修改完可以启动 prometheus.service,启动后访问 http://127.0.0.1:9090 会有一个简陋的图表界面。

  • alertmanager(/etc/alertmanager/alertmanager.yml):
global:
  resolve_timeout: 5m
  smtp_smarthost: 'smtp.xxx.com:25'
  smtp_from: 'mail@xxx.com'
  smtp_auth_username: 'mail@xxx.com'
  smtp_auth_password: 'password'
route:
  group_by: ['instance', 'severity']
  group_wait: 30s
  group_interval: 5m
  repeat_interval: 1h
  receiver: rece-1
receivers:
  - name: 'rece-1'
    email_configs:
      - to: 'my@liyp.cc'

  - name: 'web.hook'
    webhook_configs:
      - url: 'http://127.0.0.1:5001/'
inhibit_rules:
  - source_match:
      severity: 'critical'
    target_match:
      severity: 'warning'
    equal: ['alertname', 'dev', 'instance']

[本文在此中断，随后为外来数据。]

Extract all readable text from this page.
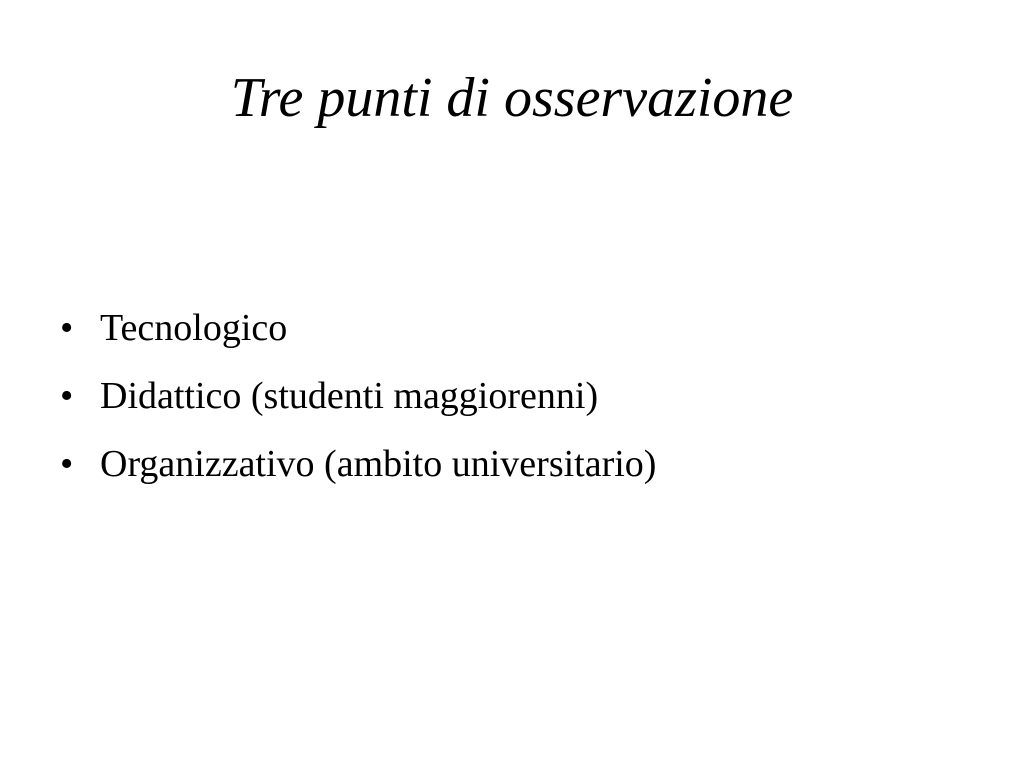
Tre punti di osservazione
• Tecnologico
• Didattico (studenti maggiorenni)
• Organizzativo (ambito universitario)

启动 alertmanager.service服务。

  • prometheus-node-exporter不需要修改文件可以直接启动服务。
  • 如果要使用 prometheus-node-exporter有一些特性没有使用,需要自己加参数开启,参考(https://github.com/prometheus/node_exporter),我的配置文件(/etc/conf.d/prometheus-postgres-exporter):
DATA_SOURCE_URI=":5432?host=/var/run/postgresql&sslmode=disable"
DATA_SOURCE_USER="postgres"
POSTGRES_EXPORTER_ARGS="--collector.postmaster"

同时因为我需要监控 docker容器,用到了 cAdvisor,但是 aur的包过期了,所以使用了 docker-compose.yml部署:

services:
    cadvisor:
        image: gcr.io/cadvisor/cadvisor
        container_name: cadvisor
        restart: always
        volumes:
            - /:/rootfs:ro
            - /var/run:/var/run:rw
            - /sys:/sys:ro
            - /var/lib/docker/:/var/lib/docker:ro
            - /dev/disk/:/dev/disk:ro
        devices:
          # 挂载设备
          - /dev/kmsg
        ports:
            - "9200:8080"

使用 docker-compose -f ./docker-compose.yml up -d 启动容器。

图表展示

上节是数据采集方面的配置,现在需要启动图表展示 grafana服务,默认使用3000端口,如果端口被占用可以修改配置文件(/etc/grafana.ini)里的 http_port = 3300,修改为你需要的端口,然后启动服务。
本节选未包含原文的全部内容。